15. A Composition According to claim 7, wherein the blood microcirculation improvement composition can be selected from Horse Chestnut Extract (Aesculus hippocastanum extract)), Esculin, Escin, Yohimbine, Capsicum Oleoresin, Capsaicin, Niacin, Niacin Esters, Methyl Nicotinate, Benzyl Nicotinate, Ruscogenins (Butchers Broom extract; Ruscus aculeatus extract), Diosgenin (Trigonella foenumgraecum, Fenugreek), Emblica extract (Phyllanthus emblica extract), Asiaticoside (Centella asiatica extract), Boswellia Extract (Boswellia serrata), Ginger Root Extract (Zingiber Officianalis), Piperine, Vitamin K, Melilot (Melilotus officinalis extract), Glycyrrhetinic acid, Ursolic acid, Sericoside (Terminalia sericea extract), Darutoside (Siegesbeckia orientalis extract), Amni visnaga extract, extract of Red Vine (Vitis-Vinifera) leaves, apigenin, phytosan, luteolin, and combinations thereof. The quantities of such compositions can be safe and effective amounts as needed, and not limited to any specific limits.

16. A composition according to claim 7, wherein the antimicrobial composition can be selected from Berberine, Triclosan, Triclocarban, various Tritons (quaternary ammonium compounds), Benzyl Alcohol, Dehydroacetic Acid, Phenoxyethanol, and combinations thereof. The quantities of such compositions can be safe and effective amounts as needed, and not limited to any specific limits.

17. A composition according to claim 7, wherein the vitamin composition can be selected from Vitamin A, members of Vitamins B group, Vitamin C, Vitamin D, Vitamin E, Vitamin K, Carotenes, Biotin, Folic Acid, and combinations thereof. The quantities of such ingredients can be safe and effective amounts as needed, and not limited to any specific limits.

18. A composition according to claim 7, wherein the hormone composition can be selected from progesterone, androsterone, dehydroepiandrosterone (DHEA), Pregnenolone, androstenedione, melatonin, testosterone, and combinations thereof. The quantities of such compositions can be safe and effective amounts as needed, and not limited to any specific limits.
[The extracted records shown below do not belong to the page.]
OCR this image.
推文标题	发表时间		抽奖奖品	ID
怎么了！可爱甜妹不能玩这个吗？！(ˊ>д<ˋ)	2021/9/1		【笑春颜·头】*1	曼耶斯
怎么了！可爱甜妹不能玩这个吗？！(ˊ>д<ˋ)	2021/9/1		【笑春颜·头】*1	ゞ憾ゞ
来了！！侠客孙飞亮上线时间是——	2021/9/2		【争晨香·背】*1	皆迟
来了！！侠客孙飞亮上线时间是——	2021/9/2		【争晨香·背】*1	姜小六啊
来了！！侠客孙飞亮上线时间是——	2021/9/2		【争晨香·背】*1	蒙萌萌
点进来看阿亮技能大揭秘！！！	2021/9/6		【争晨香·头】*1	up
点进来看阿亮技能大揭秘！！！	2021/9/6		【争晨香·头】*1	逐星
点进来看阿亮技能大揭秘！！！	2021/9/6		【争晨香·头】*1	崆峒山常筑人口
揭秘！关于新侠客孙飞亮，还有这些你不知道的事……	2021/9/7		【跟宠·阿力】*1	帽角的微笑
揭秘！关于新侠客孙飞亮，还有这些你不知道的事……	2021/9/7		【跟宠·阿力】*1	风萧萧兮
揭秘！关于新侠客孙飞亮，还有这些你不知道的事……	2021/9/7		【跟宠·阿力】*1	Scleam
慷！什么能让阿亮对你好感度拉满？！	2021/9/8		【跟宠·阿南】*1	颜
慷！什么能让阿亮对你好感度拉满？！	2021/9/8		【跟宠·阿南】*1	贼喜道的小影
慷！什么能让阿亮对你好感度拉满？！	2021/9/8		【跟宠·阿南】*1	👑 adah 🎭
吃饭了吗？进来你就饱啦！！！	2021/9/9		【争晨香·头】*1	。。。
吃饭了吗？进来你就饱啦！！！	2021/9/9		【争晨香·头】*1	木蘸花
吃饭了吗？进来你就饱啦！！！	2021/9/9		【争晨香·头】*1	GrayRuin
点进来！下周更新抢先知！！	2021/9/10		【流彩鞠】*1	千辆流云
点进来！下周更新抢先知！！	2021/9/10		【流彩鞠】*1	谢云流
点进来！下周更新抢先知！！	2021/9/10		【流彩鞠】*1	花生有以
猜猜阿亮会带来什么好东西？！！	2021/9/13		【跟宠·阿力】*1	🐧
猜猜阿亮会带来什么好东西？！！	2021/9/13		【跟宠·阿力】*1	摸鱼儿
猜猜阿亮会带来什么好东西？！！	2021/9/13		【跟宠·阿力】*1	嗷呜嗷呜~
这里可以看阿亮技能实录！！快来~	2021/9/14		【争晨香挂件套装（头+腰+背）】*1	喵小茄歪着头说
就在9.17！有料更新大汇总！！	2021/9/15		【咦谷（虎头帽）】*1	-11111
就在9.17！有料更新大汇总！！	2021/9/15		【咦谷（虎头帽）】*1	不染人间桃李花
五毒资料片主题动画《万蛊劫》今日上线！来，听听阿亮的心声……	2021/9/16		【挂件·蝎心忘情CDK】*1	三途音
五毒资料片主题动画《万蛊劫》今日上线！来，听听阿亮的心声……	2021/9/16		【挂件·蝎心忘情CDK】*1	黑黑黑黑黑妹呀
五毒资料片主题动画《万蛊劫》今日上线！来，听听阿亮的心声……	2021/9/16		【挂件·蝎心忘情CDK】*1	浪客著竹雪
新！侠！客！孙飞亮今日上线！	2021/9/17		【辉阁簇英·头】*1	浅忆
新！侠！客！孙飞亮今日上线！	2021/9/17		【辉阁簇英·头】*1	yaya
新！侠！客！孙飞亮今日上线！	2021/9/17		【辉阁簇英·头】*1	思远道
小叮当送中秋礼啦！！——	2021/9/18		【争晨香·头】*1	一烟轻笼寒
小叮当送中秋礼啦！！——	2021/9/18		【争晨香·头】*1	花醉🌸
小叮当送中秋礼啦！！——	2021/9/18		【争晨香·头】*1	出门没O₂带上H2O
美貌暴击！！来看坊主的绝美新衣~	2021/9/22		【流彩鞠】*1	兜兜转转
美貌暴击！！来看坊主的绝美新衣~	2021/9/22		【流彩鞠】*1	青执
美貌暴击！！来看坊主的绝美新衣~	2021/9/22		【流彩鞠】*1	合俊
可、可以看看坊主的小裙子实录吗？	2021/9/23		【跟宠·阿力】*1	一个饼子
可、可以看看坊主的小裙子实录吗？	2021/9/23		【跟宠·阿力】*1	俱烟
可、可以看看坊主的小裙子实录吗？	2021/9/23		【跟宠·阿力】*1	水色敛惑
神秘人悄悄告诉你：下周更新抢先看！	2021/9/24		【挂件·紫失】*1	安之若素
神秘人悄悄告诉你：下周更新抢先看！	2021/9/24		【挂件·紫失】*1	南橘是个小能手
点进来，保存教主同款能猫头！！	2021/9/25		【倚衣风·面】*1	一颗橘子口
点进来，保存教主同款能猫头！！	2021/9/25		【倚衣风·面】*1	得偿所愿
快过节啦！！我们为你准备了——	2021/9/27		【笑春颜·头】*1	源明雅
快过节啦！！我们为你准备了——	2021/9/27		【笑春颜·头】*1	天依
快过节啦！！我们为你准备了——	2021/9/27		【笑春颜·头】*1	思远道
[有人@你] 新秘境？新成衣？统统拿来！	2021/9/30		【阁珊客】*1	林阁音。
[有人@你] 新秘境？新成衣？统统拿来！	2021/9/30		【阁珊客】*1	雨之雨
19. A composition according to claim 7, wherein the skin protectant drug composition can be selected from Allantoin, petrolatum, glycerin, dimethicone, urea, calamine, cocoa butter, kaolin, zinc acetate, zinc carbonate, and combinations thereof. The quantities of such compositions can be safe and effective amounts as needed, and not limited to any specific limits.

20. A composition according to claim 7, wherein the memory enhancement composition can be selected from various alkaloids including huperzine, vincamine, vinpocetin, and yohimbine.